Top 3 Greenest car manufacturers crowned by AutoeBid 2013 - BMW, Fiat and Volkswagen
(PRWEB UK) 30 May 2013
AutoeBid has been using several sources including environmental sustainability reports, the chief source of information, often unnecessarily verbose documents running on for hundreds of thousands of words whilst revealing small or insignificant statistics in addition to the Dow Jones Sustainability Indexes, which evaluate the sustainability (environmental/economic/social) performance of many of the world’s largest companies, offer some valuable insight. Three names have consistently appeared on those indexes recently: BMW, Fiat and Volkswagen.
BMW has appeared on the index every year since its launch in 1999. In 2012 a score of 99 percent made it not only the most sustainable automotive company but in the top three of companies from all sectors. To achieve this kind of recognition BMW’s road-going cars are not only amongst the least polluting vehicles available to the public, but their production procedures and the supply chains involved are also efficient. All of BMW’s production facilities are ISO 14001 certified and by 2020 the company hopes to have cut energy consumption per vehicle by nearly 50 percent compared with 2006. BMW also keep abreast of carbon dioxide footprints related to employee mobility, transport logistics and energy consumption for production plants. Biomass thermal power, landfill gas, carbon-neutral electricity from wind-turbines and even hydroelectric power will be utilized across the company’s facility portfolio from 2013. It’s all very impressive, and that’s before buyers consider that their practical estate offering – the 320d Touring – has more than 50 percent more power than an Vauxhall Adam supermini but emits fewer carbon dioxide emissions, and that later this year the all-electric, carbon fibre-bodied i3 will debut as the BMWi sub-brand’s first offering. BMW are breaking new ground in the environmental sphere.
Fiat might not have the prestigious transportation arsenal that BMW Group offers, but an average carbon dioxide emissions figure of 119g/km in 2012 meant it was the cleanest of the larger automotive manufacturers.

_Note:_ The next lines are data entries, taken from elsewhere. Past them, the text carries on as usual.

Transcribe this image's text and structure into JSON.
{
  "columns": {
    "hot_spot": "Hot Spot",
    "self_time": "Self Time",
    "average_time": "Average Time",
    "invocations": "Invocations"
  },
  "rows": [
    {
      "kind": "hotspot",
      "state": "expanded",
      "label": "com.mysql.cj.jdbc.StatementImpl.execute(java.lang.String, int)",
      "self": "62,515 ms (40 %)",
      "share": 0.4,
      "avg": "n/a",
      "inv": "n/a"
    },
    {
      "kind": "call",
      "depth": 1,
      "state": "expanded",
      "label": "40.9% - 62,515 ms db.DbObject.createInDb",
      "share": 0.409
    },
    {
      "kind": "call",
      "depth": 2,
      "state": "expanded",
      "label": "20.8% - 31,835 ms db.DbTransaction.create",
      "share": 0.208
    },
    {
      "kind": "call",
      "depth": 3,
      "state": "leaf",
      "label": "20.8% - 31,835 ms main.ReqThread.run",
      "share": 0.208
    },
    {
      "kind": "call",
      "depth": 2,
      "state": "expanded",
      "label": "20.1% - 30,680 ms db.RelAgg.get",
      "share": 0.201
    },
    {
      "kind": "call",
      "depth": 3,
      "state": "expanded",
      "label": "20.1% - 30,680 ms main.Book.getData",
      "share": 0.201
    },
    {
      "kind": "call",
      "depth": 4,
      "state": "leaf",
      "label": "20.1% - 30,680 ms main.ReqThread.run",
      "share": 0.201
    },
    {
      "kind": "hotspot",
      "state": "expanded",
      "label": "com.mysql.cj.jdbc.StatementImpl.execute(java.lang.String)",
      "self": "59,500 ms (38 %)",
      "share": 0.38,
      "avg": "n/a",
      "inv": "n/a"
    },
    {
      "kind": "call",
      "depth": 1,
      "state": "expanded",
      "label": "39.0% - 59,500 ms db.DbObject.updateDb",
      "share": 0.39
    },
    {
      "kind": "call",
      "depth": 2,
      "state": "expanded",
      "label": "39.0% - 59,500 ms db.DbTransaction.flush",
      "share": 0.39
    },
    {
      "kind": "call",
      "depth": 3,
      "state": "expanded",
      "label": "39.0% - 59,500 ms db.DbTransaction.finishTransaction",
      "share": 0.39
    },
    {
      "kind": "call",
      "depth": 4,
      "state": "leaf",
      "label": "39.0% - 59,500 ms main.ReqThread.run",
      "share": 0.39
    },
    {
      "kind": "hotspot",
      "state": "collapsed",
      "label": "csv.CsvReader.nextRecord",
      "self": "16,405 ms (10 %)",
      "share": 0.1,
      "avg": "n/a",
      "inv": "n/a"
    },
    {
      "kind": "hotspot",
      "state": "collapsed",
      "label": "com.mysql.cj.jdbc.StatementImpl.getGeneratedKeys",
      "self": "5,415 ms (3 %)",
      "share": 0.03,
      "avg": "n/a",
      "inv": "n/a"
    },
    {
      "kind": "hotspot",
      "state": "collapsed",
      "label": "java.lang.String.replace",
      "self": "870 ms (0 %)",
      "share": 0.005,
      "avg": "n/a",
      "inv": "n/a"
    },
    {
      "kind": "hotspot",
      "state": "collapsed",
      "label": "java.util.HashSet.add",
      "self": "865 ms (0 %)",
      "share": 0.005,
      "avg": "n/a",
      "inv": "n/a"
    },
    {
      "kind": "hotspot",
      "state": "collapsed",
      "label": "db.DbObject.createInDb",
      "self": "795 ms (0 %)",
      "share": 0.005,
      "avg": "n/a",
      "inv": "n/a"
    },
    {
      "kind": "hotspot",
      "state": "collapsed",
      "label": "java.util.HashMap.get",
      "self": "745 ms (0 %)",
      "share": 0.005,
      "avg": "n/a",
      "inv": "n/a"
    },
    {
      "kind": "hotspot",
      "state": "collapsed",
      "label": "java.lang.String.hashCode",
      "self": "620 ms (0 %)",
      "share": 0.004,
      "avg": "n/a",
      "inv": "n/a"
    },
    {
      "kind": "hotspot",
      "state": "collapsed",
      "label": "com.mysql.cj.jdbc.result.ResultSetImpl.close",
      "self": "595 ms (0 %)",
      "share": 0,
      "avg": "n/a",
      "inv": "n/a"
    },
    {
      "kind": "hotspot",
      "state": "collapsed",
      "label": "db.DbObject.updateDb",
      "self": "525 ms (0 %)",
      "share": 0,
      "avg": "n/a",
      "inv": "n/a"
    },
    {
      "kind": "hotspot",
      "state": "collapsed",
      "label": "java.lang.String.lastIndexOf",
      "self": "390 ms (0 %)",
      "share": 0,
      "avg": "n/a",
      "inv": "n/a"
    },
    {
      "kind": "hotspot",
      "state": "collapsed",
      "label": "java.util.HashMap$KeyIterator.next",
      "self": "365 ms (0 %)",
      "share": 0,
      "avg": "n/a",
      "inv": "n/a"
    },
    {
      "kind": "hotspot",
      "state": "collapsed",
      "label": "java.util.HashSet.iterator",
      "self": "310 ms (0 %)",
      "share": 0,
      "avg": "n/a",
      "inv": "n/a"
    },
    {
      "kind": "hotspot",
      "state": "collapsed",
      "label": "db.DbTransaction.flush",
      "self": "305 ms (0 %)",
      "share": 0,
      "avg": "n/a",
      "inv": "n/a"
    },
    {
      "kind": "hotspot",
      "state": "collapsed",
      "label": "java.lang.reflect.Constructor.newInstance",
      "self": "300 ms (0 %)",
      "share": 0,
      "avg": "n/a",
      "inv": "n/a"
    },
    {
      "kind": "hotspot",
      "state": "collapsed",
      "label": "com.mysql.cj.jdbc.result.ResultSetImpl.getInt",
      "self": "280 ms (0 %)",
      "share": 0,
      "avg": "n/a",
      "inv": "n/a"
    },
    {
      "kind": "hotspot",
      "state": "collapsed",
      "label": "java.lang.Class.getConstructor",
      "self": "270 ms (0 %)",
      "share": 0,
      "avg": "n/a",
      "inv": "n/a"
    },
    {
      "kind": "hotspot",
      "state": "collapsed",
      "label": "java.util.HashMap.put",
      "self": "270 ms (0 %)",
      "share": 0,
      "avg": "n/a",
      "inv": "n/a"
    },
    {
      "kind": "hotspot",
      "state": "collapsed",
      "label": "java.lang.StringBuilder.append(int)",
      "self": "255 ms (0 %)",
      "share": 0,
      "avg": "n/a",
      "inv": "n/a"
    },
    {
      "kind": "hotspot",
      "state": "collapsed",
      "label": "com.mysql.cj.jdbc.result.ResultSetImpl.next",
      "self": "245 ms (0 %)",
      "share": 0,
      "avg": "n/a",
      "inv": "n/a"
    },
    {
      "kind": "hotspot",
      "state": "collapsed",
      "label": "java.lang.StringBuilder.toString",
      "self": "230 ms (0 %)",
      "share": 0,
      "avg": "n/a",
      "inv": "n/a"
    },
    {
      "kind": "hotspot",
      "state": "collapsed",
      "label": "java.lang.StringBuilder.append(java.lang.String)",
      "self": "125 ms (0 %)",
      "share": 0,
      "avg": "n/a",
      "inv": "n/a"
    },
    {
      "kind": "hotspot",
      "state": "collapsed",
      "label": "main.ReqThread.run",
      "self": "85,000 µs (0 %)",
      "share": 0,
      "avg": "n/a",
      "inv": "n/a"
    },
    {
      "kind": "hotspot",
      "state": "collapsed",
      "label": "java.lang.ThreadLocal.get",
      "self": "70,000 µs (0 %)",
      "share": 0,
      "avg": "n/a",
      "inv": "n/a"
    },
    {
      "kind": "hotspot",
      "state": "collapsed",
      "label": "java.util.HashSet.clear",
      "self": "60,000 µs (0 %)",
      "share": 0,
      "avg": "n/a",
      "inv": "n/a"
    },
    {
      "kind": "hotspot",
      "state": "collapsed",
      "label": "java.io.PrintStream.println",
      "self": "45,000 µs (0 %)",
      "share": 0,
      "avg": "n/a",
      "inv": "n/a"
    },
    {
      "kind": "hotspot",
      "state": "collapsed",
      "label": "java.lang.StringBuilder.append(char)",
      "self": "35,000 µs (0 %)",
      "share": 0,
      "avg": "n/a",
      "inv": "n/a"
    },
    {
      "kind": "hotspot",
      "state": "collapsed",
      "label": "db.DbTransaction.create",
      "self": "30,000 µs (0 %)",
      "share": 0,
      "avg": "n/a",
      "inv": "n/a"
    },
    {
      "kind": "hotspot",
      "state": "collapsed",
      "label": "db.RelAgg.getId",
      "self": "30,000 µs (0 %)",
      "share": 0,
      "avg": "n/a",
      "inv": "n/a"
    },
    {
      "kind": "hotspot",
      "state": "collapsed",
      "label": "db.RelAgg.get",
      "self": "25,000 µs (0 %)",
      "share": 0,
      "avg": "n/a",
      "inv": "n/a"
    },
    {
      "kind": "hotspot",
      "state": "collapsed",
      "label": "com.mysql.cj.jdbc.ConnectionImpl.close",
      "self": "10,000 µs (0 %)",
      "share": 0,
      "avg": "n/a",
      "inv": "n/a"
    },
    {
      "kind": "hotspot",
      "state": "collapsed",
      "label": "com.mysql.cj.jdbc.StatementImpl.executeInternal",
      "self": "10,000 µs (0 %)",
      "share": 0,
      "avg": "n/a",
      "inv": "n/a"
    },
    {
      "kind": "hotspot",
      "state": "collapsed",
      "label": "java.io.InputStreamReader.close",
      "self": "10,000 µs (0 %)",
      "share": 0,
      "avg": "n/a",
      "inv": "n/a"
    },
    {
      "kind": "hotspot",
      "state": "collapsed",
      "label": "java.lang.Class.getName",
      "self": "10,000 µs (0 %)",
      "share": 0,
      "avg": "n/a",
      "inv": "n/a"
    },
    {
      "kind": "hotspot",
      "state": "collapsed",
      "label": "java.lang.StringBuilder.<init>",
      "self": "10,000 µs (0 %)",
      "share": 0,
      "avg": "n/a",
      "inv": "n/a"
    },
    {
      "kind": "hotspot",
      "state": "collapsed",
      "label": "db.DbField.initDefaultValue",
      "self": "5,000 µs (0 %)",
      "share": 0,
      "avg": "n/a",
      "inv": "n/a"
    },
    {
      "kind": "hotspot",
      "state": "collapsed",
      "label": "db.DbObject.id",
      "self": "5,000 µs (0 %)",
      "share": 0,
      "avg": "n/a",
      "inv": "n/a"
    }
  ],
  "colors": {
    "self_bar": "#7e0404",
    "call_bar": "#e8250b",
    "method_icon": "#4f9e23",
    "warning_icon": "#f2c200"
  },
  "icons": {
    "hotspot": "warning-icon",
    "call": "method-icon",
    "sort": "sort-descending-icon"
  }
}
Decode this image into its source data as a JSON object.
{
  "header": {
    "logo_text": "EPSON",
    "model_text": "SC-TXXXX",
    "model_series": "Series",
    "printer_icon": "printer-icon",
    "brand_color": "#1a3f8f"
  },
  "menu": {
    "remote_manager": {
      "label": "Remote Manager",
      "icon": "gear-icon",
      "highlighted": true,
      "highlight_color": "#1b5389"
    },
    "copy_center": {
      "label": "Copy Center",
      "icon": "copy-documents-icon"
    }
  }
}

Its 2012 Dow Jones Sustainability Index score was 91 percent, and whilst that rating was for the entire Fiat Group, it’s the Fiat brand’s innovative engines – such as the two-cylinder TwinAir – and a focus on compact and light yet safe cars that are responsible for such notable reductions in tailpipe emissions. Carbon dioxide emissions have also fallen on the company’s production lines, with a 10 percent drop during assembly and stamping and an 18.5 percent drop in water consumption per vehicle produced. Both figures cite 2010 as a base year. Fiat Group also hopes to achieve ISO 150001 (a new environmental management system standard introduced in 2011) for plants that together contribute 90 percent of the company’s energy consumption by the end of 2013. Currently 23 plants, representing 70% of total energy consumption, are certified. An inherently practical and utilitarian marque, Fiat’s work with alternative fuels consists of modifying commercial vehicles to run on natural gas in Europe and Flexfuel or Tetrafuel in South American markets, rather than electric or hydrogen drivetrains. Fiat did, however, recently offer an electric version of the popular 500 – the 500e – to buyers in California.
If not quite the world’s largest automotive manufacturer, Volkswagen Group is certainly there or thereabouts. The sheer volume of cars the company produces only emphasizes how important it is that both the product and the way it is made are as environmentally sound as possible. Volkswagen Group addressed mounting pressure to self-impose a carbon dioxide emissions target earlier this year by announcing that the Volkswagen brand would reduce average fleet emissions to 95/gkm by 2020 (the ball is already rolling with the new 85g/km Golf BlueMotion) with a more immediate target of 120g/km across the fleet by 2015. These are aggressive figures that will require serious commitment and substantial innovation to achieve, so Volkswagen has been bold.
Going on tailpipe emissions, it’s not surprisingly that these three marques have risen to the top of their respective markets. Fiat’s TwinAir models are amongst the most frugal superminis and small hatchbacks money can buy. Volkswagen owns the C-segment, offering a mixture of frugality and quality that has remained peerless over the last few years – can you remember a time when the Golf wasn’t top of its class? BMW make the world’s most efficient engines in the most efficient way; it, too, is unrivaled in the premium sector.
Where does all of this leave (increasingly familiar) electric cars? At point of use electric cars are as clean as it is possible to be – that means absolutely zero carbon dioxide emissions. Much has been said about the detrimental effects of battery manufacturing, however, and, like conventional vehicles, the rest of an electric car has to somehow be built as well. Renault knew questions would be asked when the new ZOE was launched early in 2013, and so prepared a figure they had calculated for the car’s overall carbon emissions: 54g/km. Not bad for a relatively spacious five-seat supermini.